Treatment of Stridor: Initial Approach
For acute stridor in children, immediately administer systemic corticosteroids (dexamethasone) and nebulized epinephrine for severe cases, while for post-extubation stridor in adults, prophylactic corticosteroids (prednisolone 1 mg/kg/day) should be given at least 6 hours before extubation in high-risk patients identified by a positive cuff leak test. 1, 2
Immediate Assessment and Stabilization
Assess respiratory distress severity first by looking for accessory muscle use, tracheal tug, sternal/subcostal/intercostal retractions, agitation, or restlessness 2. Apply high-flow oxygen to the face and position the child appropriately with chin lift and jaw thrust 2. Monitor with pulse oximetry and call for help immediately if SpO2 < 90%, bradycardia, or inability to speak/drink is present 2.

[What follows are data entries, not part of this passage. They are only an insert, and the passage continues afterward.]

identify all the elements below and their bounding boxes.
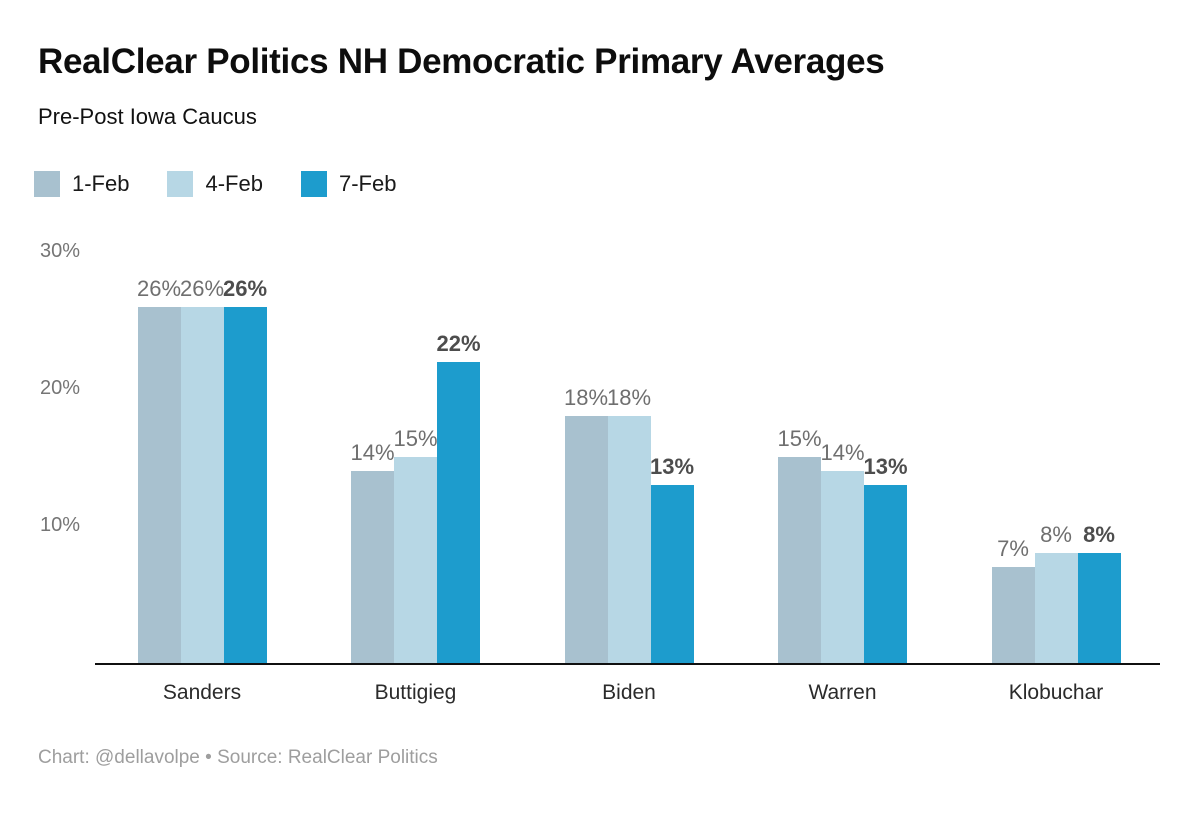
legend-label: 4-Feb — [205, 171, 263, 196]
legend-label: 1-Feb — [72, 171, 130, 196]
chart-title: RealClear Politics NH Democratic Primary… — [38, 42, 885, 81]
plot-area: 26% 26% 26% 14% 15% 22% 18% 18% 13% 15% 14% 13% 7% 8%… — [95, 230, 1160, 665]
y-axis-tick-label: 10% — [40, 513, 81, 536]
y-axis-tick-label: 30% — [40, 239, 81, 262]
legend-label: 7-Feb — [338, 171, 397, 196]
category-label-Biden: Biden — [602, 681, 656, 704]
bar-Klobuchar-1-Feb — [991, 567, 1035, 663]
y-axis-tick-label: 20% — [40, 376, 81, 399]
legend-item-4-Feb: 4-Feb — [167, 171, 263, 197]
bar-value-label: 8% — [1083, 522, 1115, 548]
bar-value-label: 15% — [777, 426, 822, 452]
bar-value-label: 18% — [606, 385, 652, 411]
category-label-Sanders: Sanders — [162, 681, 242, 704]
bar-Warren-7-Feb — [864, 484, 907, 663]
bar-value-label: 26% — [136, 275, 182, 301]
bar-Buttigieg-1-Feb — [351, 471, 394, 663]
y-axis-ticks: 10% 20% 30% — [40, 230, 95, 663]
bar-value-label: 18% — [563, 385, 609, 411]
bar-value-label: 26% — [222, 275, 268, 301]
bar-value-label: 26% — [179, 275, 225, 301]
bar-Buttigieg-7-Feb — [437, 361, 480, 663]
footer-credit: Chart: @dellavolpe • Source: RealClear P… — [38, 747, 438, 768]
bar-value-label: 22% — [436, 330, 481, 356]
chart-subtitle: Pre-Post Iowa Caucus — [38, 104, 257, 129]
bar-Buttigieg-4-Feb — [394, 457, 437, 663]
legend-item-7-Feb: 7-Feb — [300, 171, 397, 197]
x-axis-category-labels: Sanders Buttigieg Biden Warren Klobuchar — [95, 681, 1160, 711]
legend-swatch-icon — [167, 171, 194, 197]
bar-Biden-1-Feb — [564, 416, 608, 663]
legend-swatch-icon — [34, 171, 60, 197]
bar-Sanders-7-Feb — [223, 306, 267, 663]
bar-value-label: 8% — [1040, 522, 1072, 548]
category-label-Warren: Warren — [808, 681, 877, 704]
legend: 1-Feb 4-Feb 7-Feb — [34, 171, 396, 197]
bar-Sanders-4-Feb — [180, 306, 224, 663]
legend-swatch-icon — [300, 171, 327, 197]
bar-Sanders-1-Feb — [137, 306, 181, 663]
bar-Warren-1-Feb — [778, 457, 821, 663]
legend-item-1-Feb: 1-Feb — [34, 171, 129, 197]
bar-Warren-4-Feb — [821, 471, 864, 663]
category-label-Buttigieg: Buttigieg — [374, 681, 457, 704]
category-label-Klobuchar: Klobuchar — [1008, 681, 1104, 704]
bar-Biden-7-Feb — [650, 484, 694, 663]
bar-Biden-4-Feb — [607, 416, 651, 663]
bar-Klobuchar-7-Feb — [1077, 553, 1121, 663]
bar-Klobuchar-4-Feb — [1034, 553, 1078, 663]
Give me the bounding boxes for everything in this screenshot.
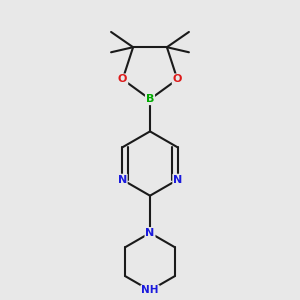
Text: B: B	[146, 94, 154, 104]
Text: O: O	[173, 74, 182, 84]
Text: N: N	[118, 175, 127, 184]
Text: O: O	[118, 74, 127, 84]
Text: NH: NH	[141, 286, 159, 296]
Text: N: N	[173, 175, 182, 184]
Text: N: N	[146, 228, 154, 238]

Critical pitfall: Never sedate a patient with moderate-to-severe respiratory distress without airway expertise present, as sedation can worsen obstruction 2.

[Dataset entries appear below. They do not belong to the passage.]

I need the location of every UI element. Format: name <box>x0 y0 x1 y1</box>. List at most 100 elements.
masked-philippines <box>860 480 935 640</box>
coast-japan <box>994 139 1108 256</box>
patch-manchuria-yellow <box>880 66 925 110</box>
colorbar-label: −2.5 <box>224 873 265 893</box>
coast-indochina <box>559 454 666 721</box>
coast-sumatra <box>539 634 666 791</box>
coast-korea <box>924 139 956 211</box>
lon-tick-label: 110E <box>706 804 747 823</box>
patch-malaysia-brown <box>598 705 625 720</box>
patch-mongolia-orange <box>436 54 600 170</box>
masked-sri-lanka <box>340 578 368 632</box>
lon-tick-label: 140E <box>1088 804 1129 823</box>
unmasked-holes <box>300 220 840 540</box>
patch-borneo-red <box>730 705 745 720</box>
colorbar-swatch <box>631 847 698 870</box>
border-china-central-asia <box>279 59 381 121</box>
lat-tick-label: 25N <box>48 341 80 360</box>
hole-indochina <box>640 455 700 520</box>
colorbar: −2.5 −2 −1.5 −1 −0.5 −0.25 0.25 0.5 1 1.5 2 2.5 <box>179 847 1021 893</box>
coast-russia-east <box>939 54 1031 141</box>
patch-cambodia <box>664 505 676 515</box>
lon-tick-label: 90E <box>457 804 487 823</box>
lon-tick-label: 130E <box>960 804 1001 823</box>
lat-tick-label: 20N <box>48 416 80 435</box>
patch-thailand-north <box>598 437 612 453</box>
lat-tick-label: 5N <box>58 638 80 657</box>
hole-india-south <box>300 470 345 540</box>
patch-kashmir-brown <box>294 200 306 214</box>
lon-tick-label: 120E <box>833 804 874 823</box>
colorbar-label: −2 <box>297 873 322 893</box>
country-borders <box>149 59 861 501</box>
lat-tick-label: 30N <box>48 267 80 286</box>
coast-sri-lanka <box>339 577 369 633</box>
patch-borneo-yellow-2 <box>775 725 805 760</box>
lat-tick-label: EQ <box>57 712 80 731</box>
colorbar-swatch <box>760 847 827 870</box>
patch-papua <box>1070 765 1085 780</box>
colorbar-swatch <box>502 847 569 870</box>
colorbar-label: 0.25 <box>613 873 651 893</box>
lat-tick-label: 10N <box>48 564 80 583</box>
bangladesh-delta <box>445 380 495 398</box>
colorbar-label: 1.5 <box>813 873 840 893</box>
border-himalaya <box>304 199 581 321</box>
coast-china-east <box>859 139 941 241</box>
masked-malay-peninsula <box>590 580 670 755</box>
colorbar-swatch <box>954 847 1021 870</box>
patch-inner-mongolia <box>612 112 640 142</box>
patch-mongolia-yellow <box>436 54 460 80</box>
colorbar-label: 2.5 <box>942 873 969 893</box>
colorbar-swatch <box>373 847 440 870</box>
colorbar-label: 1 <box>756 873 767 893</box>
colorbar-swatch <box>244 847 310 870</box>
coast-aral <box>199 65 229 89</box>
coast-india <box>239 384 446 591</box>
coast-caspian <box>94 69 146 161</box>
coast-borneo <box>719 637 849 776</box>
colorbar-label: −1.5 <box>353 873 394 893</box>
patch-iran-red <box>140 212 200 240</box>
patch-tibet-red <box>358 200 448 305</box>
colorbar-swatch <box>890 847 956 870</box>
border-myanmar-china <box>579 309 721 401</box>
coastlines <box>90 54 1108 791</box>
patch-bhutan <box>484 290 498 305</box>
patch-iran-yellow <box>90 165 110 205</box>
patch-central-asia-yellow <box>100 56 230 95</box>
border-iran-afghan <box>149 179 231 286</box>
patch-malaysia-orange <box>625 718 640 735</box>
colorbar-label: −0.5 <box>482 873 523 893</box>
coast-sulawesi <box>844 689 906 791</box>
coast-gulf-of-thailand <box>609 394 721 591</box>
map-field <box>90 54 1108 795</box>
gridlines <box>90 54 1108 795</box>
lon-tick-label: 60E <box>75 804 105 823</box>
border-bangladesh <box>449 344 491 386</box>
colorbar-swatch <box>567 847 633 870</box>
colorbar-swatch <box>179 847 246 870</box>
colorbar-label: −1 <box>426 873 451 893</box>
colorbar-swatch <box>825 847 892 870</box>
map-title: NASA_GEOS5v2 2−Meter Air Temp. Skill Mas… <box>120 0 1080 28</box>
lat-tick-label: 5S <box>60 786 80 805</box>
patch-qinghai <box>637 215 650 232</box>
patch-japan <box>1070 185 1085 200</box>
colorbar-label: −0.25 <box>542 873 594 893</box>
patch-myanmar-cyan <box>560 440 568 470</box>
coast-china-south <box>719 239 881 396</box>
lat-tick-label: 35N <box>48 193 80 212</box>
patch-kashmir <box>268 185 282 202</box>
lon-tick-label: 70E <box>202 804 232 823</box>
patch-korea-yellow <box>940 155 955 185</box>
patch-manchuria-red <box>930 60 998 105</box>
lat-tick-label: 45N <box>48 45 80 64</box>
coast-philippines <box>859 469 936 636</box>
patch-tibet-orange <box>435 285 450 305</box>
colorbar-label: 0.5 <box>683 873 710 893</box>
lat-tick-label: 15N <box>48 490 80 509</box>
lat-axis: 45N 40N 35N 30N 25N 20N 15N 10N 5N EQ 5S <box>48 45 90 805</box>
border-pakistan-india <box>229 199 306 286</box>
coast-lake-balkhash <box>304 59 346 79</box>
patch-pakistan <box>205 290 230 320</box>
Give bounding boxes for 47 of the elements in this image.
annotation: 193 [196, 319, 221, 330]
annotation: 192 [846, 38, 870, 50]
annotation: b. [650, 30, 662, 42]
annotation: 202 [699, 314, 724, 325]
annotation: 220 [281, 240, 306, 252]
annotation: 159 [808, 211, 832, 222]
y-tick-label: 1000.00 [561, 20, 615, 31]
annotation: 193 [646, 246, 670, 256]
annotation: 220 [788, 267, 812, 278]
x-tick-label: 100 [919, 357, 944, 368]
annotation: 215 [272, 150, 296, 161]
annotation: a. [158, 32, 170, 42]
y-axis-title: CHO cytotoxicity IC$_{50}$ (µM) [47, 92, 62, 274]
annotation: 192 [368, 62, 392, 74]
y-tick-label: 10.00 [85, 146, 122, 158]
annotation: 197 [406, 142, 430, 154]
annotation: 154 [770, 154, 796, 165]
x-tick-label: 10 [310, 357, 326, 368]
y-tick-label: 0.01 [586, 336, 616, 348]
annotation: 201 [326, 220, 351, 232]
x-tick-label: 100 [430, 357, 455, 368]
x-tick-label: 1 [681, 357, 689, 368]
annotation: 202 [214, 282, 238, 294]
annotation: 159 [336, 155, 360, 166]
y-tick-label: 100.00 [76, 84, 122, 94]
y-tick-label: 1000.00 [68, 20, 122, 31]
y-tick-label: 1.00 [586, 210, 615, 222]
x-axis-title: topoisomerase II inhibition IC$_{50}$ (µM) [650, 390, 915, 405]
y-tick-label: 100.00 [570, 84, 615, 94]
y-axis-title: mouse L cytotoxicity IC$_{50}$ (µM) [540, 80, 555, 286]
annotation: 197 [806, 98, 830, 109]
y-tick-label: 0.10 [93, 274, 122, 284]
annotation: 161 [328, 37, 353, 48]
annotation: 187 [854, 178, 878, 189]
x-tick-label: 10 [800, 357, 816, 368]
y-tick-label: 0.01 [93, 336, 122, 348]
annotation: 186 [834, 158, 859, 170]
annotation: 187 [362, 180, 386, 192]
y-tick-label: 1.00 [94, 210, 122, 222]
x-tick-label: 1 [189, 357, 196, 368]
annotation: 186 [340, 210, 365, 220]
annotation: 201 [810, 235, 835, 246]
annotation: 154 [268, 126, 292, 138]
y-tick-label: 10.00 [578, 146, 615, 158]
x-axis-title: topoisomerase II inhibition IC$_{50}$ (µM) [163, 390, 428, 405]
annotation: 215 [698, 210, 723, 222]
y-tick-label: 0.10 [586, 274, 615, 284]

Treatment Based on Clinical Context
Post-Extubation Stridor in ICU Patients
Prevention is key through risk stratification:
- Perform a cuff leak test before extubation in patients with at least one risk factor (female gender, nasal intubation, difficult/traumatic/prolonged intubation, large endotracheal tube, high cuff pressures) 1
- A positive test is defined as absolute leak volume < 110 mL or relative leak volume < 10% 1
- If the leak volume is low or nil, prescribe corticosteroids (prednisolone 1 mg/kg/day or equivalent) starting at least 6 hours before extubation with fractionated doses 1
The cuff leak test has excellent specificity (effective for identifying low-risk patients) but moderate sensitivity (less effective for identifying high-risk patients), so it works best to rule out rather than rule in post-extubation complications 1. Post-extubation stridor occurs in 1-30% of patients and increases reintubation risk to approximately 15% 1.

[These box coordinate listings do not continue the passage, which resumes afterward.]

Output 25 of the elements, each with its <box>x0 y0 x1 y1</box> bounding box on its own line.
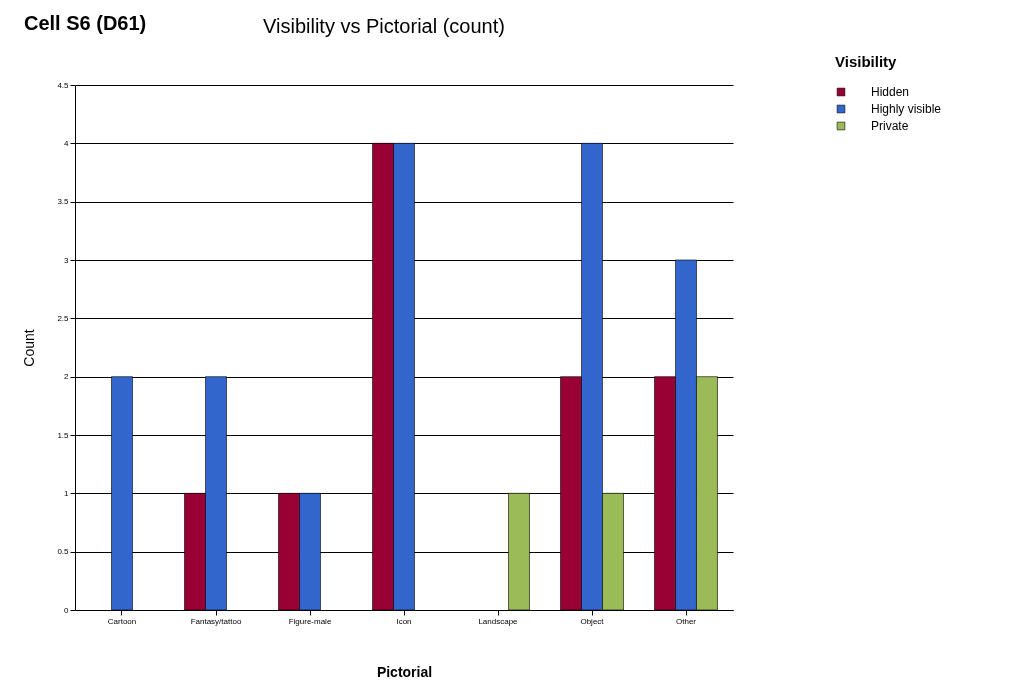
y-tick-label: 0 <box>64 605 70 615</box>
x-tick-label: Figure-male <box>288 616 332 626</box>
y-tick-label: 3 <box>64 255 70 265</box>
legend-label: Private <box>871 119 909 133</box>
chart-subtitle: Visibility vs Pictorial (count) <box>263 15 505 37</box>
y-tick-label: 3.5 <box>57 197 70 207</box>
x-tick-label: Object <box>580 616 605 626</box>
y-tick-label: 1.5 <box>57 430 70 440</box>
x-tick-label: Icon <box>396 616 412 626</box>
y-tick-label: 1 <box>64 488 70 498</box>
x-tick-label: Fantasy/tattoo <box>190 616 242 626</box>
x-axis-title: Pictorial <box>376 663 433 680</box>
y-tick-label: 4 <box>64 138 70 148</box>
x-tick-label: Cartoon <box>107 616 137 626</box>
legend-label: Hidden <box>871 85 910 99</box>
y-tick-label: 2.5 <box>57 313 70 323</box>
y-axis-title: Count <box>21 329 38 367</box>
y-tick-label: 0.5 <box>57 547 70 557</box>
legend-label: Highly visible <box>871 102 942 116</box>
y-tick-label: 2 <box>64 372 70 382</box>
y-tick-label: 4.5 <box>57 80 70 90</box>
x-tick-label: Landscape <box>478 616 519 626</box>
x-tick-label: Other <box>675 616 697 626</box>
legend-title: Visibility <box>835 53 898 70</box>
chart-title: Cell S6 (D61) <box>24 12 147 35</box>
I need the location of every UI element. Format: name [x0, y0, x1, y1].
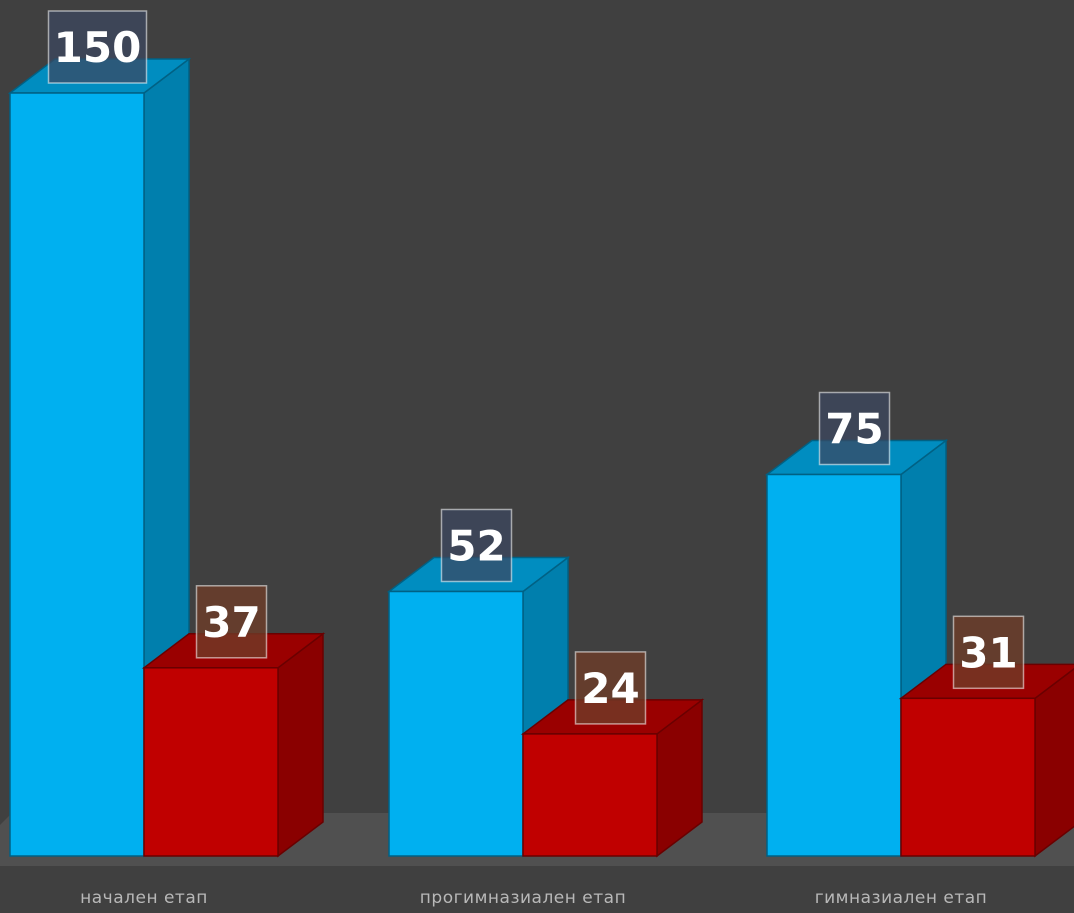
- bar-front-face: [522, 733, 658, 857]
- bar-1-0: [386, 555, 571, 858]
- data-label-text: 75: [825, 405, 883, 454]
- data-label-box: [440, 508, 513, 583]
- data-label-box: [195, 585, 268, 659]
- data-label-text: 24: [581, 664, 639, 713]
- data-label-text: 31: [959, 628, 1017, 677]
- data-label-0-0: 150: [47, 10, 148, 84]
- data-label-0-1: 37: [195, 585, 268, 659]
- data-label-text: 37: [202, 598, 260, 647]
- data-label-2-1: 31: [952, 615, 1025, 690]
- bar-0-1: [141, 632, 326, 858]
- data-label-box: [574, 651, 647, 725]
- bar-front-face: [9, 92, 145, 857]
- category-label: прогимназиален етап: [420, 888, 626, 908]
- data-label-text: 52: [447, 521, 505, 570]
- bars-group: [7, 57, 1074, 858]
- bar-front-face: [388, 590, 524, 857]
- data-label-box: [47, 10, 148, 84]
- data-label-box: [952, 615, 1025, 690]
- bar-2-1: [898, 663, 1074, 858]
- category-label: гимназиален етап: [815, 888, 988, 908]
- data-label-1-0: 52: [440, 508, 513, 583]
- bar-front-face: [143, 667, 279, 857]
- data-label-box: [818, 391, 891, 466]
- data-label-1-1: 24: [574, 651, 647, 725]
- value-labels-group: 150 37 52 24 75 31: [47, 10, 1025, 725]
- bar-front-face: [900, 697, 1036, 857]
- category-labels-group: начален етап прогимназиален етап гимназиал…: [80, 888, 987, 908]
- category-label: начален етап: [80, 888, 208, 908]
- bar-side-face: [277, 632, 324, 858]
- data-label-text: 150: [54, 23, 142, 72]
- data-label-2-0: 75: [818, 391, 891, 466]
- bar-front-face: [766, 473, 902, 857]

Acute Stridor in Children (Croup)
For mild to severe croup, administer systemic corticosteroids 3. For severe cases requiring urgent care or emergency department evaluation:
- Nebulized epinephrine (0.5 ml/kg of 1:1000 solution) provides rapid but transient relief (1-2 hours) 1, 2
- Use epinephrine to avoid intubation and stabilize children prior to transfer to intensive care 1
- Do not use nebulized epinephrine in children who are shortly to be discharged or on an outpatient basis due to its short-lived effect 1
- Nebulized steroids (500 µg budesonide) may reduce symptoms in the first two hours 1
Post-Intubation Laryngeal Edema
Epinephrine nebulization provides rapid but transient relief, and corticosteroids such as dexamethasone may be beneficial 2. The evidence is stronger in neonates than older children 2.
Diagnostic Considerations
Direct visualization is essential when stridor persists or is severe:
- Any infant with a history of intubation who develops stridor should be evaluated 1
- Flexible fiberoptic laryngoscopy is the diagnostic procedure of choice for examining laryngeal structure and function 1, 2
- Endoscopy should be performed in any child with severe or persistent symptoms, associated hoarseness, or if it leads to oxygen desaturation or apnea 2
- Inspect both upper and lower airways, as anomalies below the epiglottis occur in up to 68% of cases 2
Chronic Stridor Management
For chronic stridor (most commonly laryngomalacia in infants):
- Most cases are self-limited and resolve as the airway enlarges by age 2 years 3, 4, 5
- Medical treatment with antireflux medications may be indicated due to strong association with gastroesophageal reflux disease 5
- Supraglottoplasty is reserved for severe cases with cyanosis, worsening stridor after feeding, or inadequate weight gain 3, 5
Key Clinical Pearls
The phase of stridor indicates location: inspiratory stridor suggests obstruction above the glottis, expiratory stridor indicates lower tracheal obstruction, and biphasic stridor suggests glottic or subglottic lesions 6. Laryngeal lesions often result in voice changes 6.
In older children, stridor is rare and always warrants endoscopy unless due to recent endotracheal intubation 2.